Consider the Neverlate clock.
It’s a great item during back-to-school season. But the economics are difficult. Each clock costs $18 plus about $2 freight, if I can afford $960 to reach their 12-case discount (48 clocks). Because my open-to-buy is chronically struggling back up to zero, I have to go for their 3-case minimum instead, and pay $22 apiece.
The Manufacturer’s Suggested Retail Price (MSRP) is $34.99. To me, “.99” price points mean sale items, so I use $34.95. That four-cent difference happens to make me the cheapest vendor on the internet, and lately I have sold a goodly number. Each sale brings in $12.95 ($34.95 retail minus $22 cost). Profit! Right?
I wish it were that simple.
My cost structure requires a 50% average markup. 50 cents of every dollar goes toward replacing merchandise; the other 50 cents covers all of my other costs (or will, when I'm profitable). When I sell a Neverlate, only $17.48 goes back into my OTB. Because the clocks cost me $22, my OTB actually declines by $4.52 (the $22 cost minus the $17.48 infusion) every time I sell one. That’s another way of saying that I take a $4.52 loss.
When sales are broad-based, some of my merchandise that costs less than 50% of retail makes up the difference. But when an item like the Neverlate surges, as it did last month, I have a real problem.

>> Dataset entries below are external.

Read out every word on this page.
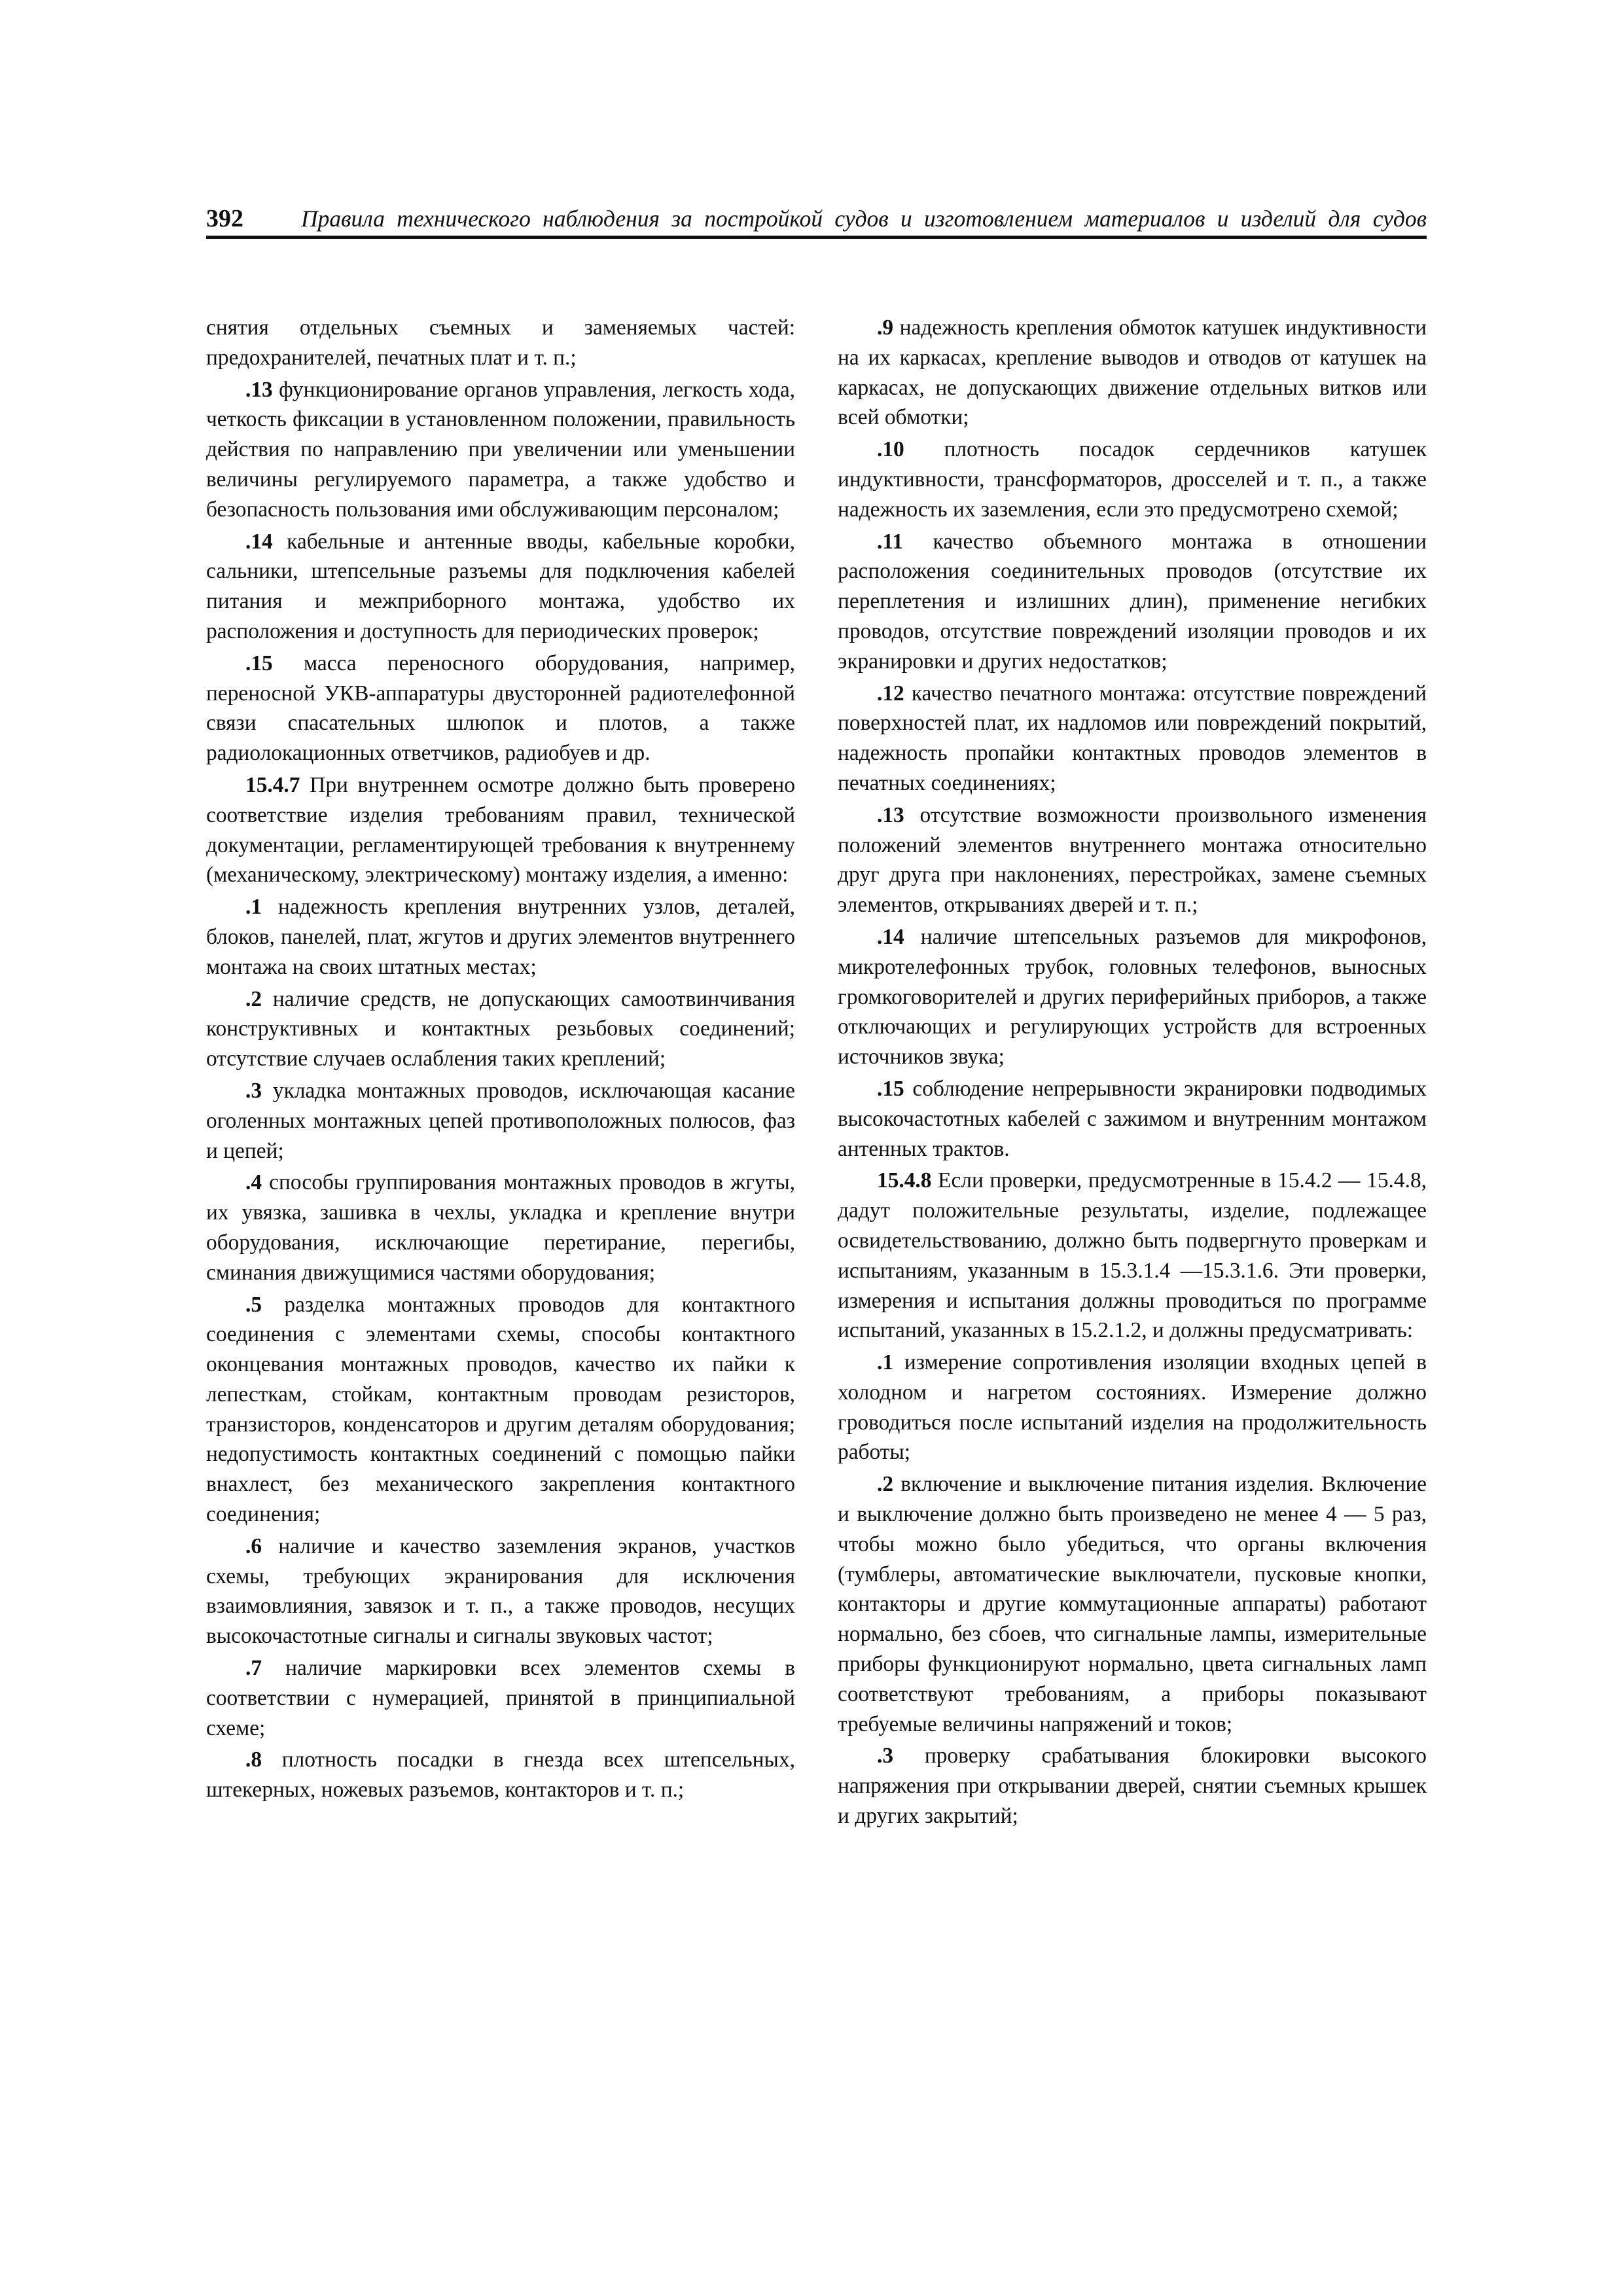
392 Правила технического наблюдения за постройкой судов и изготовлением материалов и изделий для судов

снятия отдельных съемных и заменяемых частей: предохранителей, печатных плат и т. п.;

.13 функционирование органов управления, легкость хода, четкость фиксации в установленном положении, правильность действия по направлению при увеличении или уменьшении величины регулируемого параметра, а также удобство и безопасность пользования ими обслуживающим персоналом;

.14 кабельные и антенные вводы, кабельные коробки, сальники, штепсельные разъемы для подключения кабелей питания и межприборного монтажа, удобство их расположения и доступность для периодических проверок;

.15 масса переносного оборудования, например, переносной УКВ-аппаратуры двусторонней радиотелефонной связи спасательных шлюпок и плотов, а также радиолокационных ответчиков, радиобуев и др.

15.4.7 При внутреннем осмотре должно быть проверено соответствие изделия требованиям правил, технической документации, регламентирующей требования к внутреннему (механическому, электрическому) монтажу изделия, а именно:

.1 надежность крепления внутренних узлов, деталей, блоков, панелей, плат, жгутов и других элементов внутреннего монтажа на своих штатных местах;

.2 наличие средств, не допускающих самоотвинчивания конструктивных и контактных резьбовых соединений; отсутствие случаев ослабления таких креплений;

.3 укладка монтажных проводов, исключающая касание оголенных монтажных цепей противоположных полюсов, фаз и цепей;

.4 способы группирования монтажных проводов в жгуты, их увязка, зашивка в чехлы, укладка и крепление внутри оборудования, исключающие перетирание, перегибы, сминания движущимися частями оборудования;

.5 разделка монтажных проводов для контактного соединения с элементами схемы, способы контактного оконцевания монтажных проводов, качество их пайки к лепесткам, стойкам, контактным проводам резисторов, транзисторов, конденсаторов и другим деталям оборудования; недопустимость контактных соединений с помощью пайки внахлест, без механического закрепления контактного соединения;

.6 наличие и качество заземления экранов, участков схемы, требующих экранирования для исключения взаимовлияния, завязок и т. п., а также проводов, несущих высокочастотные сигналы и сигналы звуковых частот;

.7 наличие маркировки всех элементов схемы в соответствии с нумерацией, принятой в принципиальной схеме;

.8 плотность посадки в гнезда всех штепсельных, штекерных, ножевых разъемов, контакторов и т. п.;

.9 надежность крепления обмоток катушек индуктивности на их каркасах, крепление выводов и отводов от катушек на каркасах, не допускающих движение отдельных витков или всей обмотки;

.10 плотность посадок сердечников катушек индуктивности, трансформаторов, дросселей и т. п., а также надежность их заземления, если это предусмотрено схемой;

.11 качество объемного монтажа в отношении расположения соединительных проводов (отсутствие их переплетения и излишних длин), применение негибких проводов, отсутствие повреждений изоляции проводов и их экранировки и других недостатков;

.12 качество печатного монтажа: отсутствие повреждений поверхностей плат, их надломов или повреждений покрытий, надежность пропайки контактных проводов элементов в печатных соединениях;

.13 отсутствие возможности произвольного изменения положений элементов внутреннего монтажа относительно друг друга при наклонениях, перестройках, замене съемных элементов, открываниях дверей и т. п.;

.14 наличие штепсельных разъемов для микрофонов, микротелефонных трубок, головных телефонов, выносных громкоговорителей и других периферийных приборов, а также отключающих и регулирующих устройств для встроенных источников звука;

.15 соблюдение непрерывности экранировки подводимых высокочастотных кабелей с зажимом и внутренним монтажом антенных трактов.

15.4.8 Если проверки, предусмотренные в 15.4.2 — 15.4.8, дадут положительные результаты, изделие, подлежащее освидетельствованию, должно быть подвергнуто проверкам и испытаниям, указанным в 15.3.1.4 —15.3.1.6. Эти проверки, измерения и испытания должны проводиться по программе испытаний, указанных в 15.2.1.2, и должны предусматривать:

.1 измерение сопротивления изоляции входных цепей в холодном и нагретом состояниях. Измерение должно гроводиться после испытаний изделия на продолжительность работы;

.2 включение и выключение питания изделия. Включение и выключение должно быть произведено не менее 4 — 5 раз, чтобы можно было убедиться, что органы включения (тумблеры, автоматические выключатели, пусковые кнопки, контакторы и другие коммутационные аппараты) работают нормально, без сбоев, что сигнальные лампы, измерительные приборы функционируют нормально, цвета сигнальных ламп соответствуют требованиям, а приборы показывают требуемые величины напряжений и токов;

.3 проверку срабатывания блокировки высокого напряжения при открывании дверей, снятии съемных крышек и других закрытий;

This is a pickle, George. This is a pickle.
I know of five other web retailers selling this thing. Their price points are $34.98, $34.99, $39.95, $39.99, and $44.99. It’s tempting to simply raise my retail. But with two other online stores underselling me, I’d never sell another one. Only bricks-and-mortar stores can get away with price gouging (because in-store consumers can’t easily comparison shop). You can bet that the $44.99 retailer is not selling any clocks online.

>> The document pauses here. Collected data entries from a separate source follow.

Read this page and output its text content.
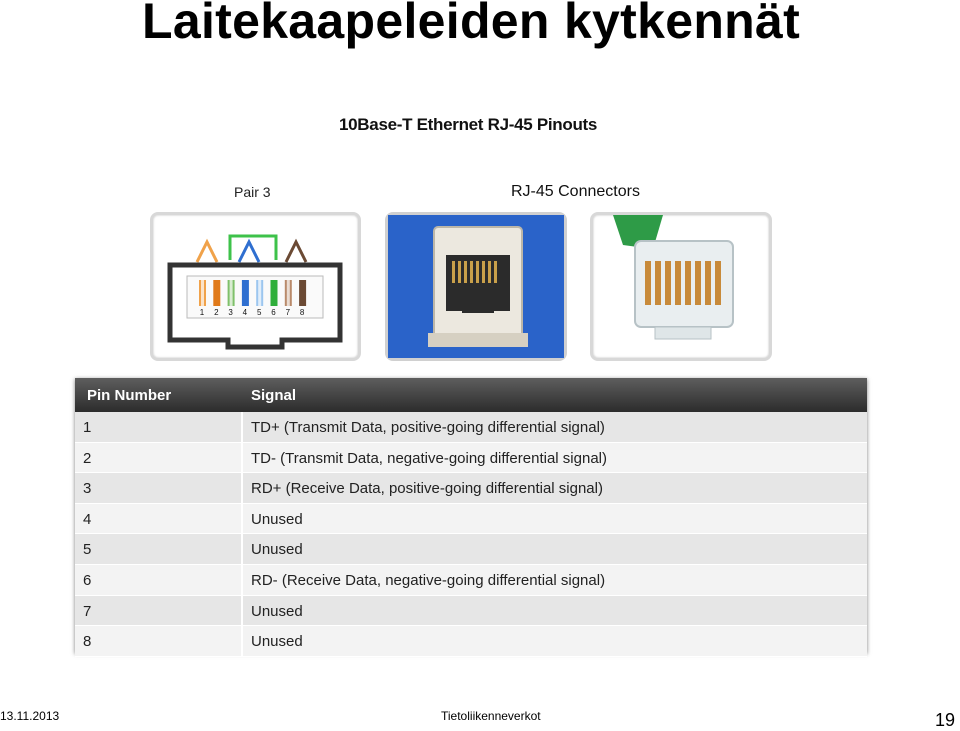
Laitekaapeleiden kytkennät
10Base-T Ethernet RJ-45 Pinouts
Pair 3	RJ-45 Connectors
1 2 3 4 5 6 7 8
Pin Number	Signal
1	TD+ (Transmit Data, positive-going differential signal)
2	TD- (Transmit Data, negative-going differential signal)
3	RD+ (Receive Data, positive-going differential signal)
4	Unused
5	Unused
6	RD- (Receive Data, negative-going differential signal)
7	Unused
8	Unused
13.11.2013	Tietoliikenneverkot	19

When I went to reorder recently, I learned that the supply is limited; soon everyone will run out. I immediately raised my price to $39.95. And as expected, sales immediately stopped. Hooray! I'm no longer losing money on Neverlates.
That's obviously self-defeating.
What to do?
First, I’m going to have to cough up the $960 to get my cost down to $20 apiece. That cuts the loss from $4.52 to $2.52. I’ll have to risk getting stuck with 48 of these things if sales drop off when the back-to-school season ends. Second, I can inflate the weight by a few ounces to nick people a little bit extra on shipping. It goes against my own policy, and I hate doing it; but I’m desperate here. Let’s say that I can recoup another $0.52 that way and reduce the loss to $2 apiece.
By squeezing my budget mercilessly, I increased my OTB percentage from 50 to 50.75%. Now each sale replenishes $17.74 instead of $17.48. The gap is down to $1.74. I can’t figure out how to make that last $1.74 go away. I’ll have to absorb it, and make it up on other products.
After considerable deliberation, I decided that building volume is more important to my business than maximizing revenue per sale. So I dropped my price to $34.99. Now I'm tied for second-lowest price, with the difference being only a penny. The manufacturer sold me two more cases (eight clocks) from his limited supply. That gives me a total of 12 more in stock between today and the time the supply returns to normal in November. If I can sell all 12 between now and then, I’ll assume that the demand is sufficient to justify placing the big 48-piece reorder next time. If the item dies on me despite my loss-leader pricing, then I will instead try to trickle them out at the 39.95 retail.
Footnote: More than half of my recent Neverlate customers have paid an extra $2 for giftwrapping. If only I could get everyone to buy giftwrapping, I’d be all set.
(Update, August 2007: I've restored the original version of this post. It replaces a bowdlerized version that removed all price specifics at the vendor’s request. Since I decided to sever communication with that vendor after he removed my page link -- and especially because the post didn’t make sense when purged of numbers -- I have replaced the censored version.
(Ultimately, I ended up marking my stock down a couple of bucks to clear it out. At this writing, I’m down to four left. Thanks to its already inadequate markup, I just about broke even on this product. That’s too bad; it was a nice clock. I actually bought one of the last copies for myself.)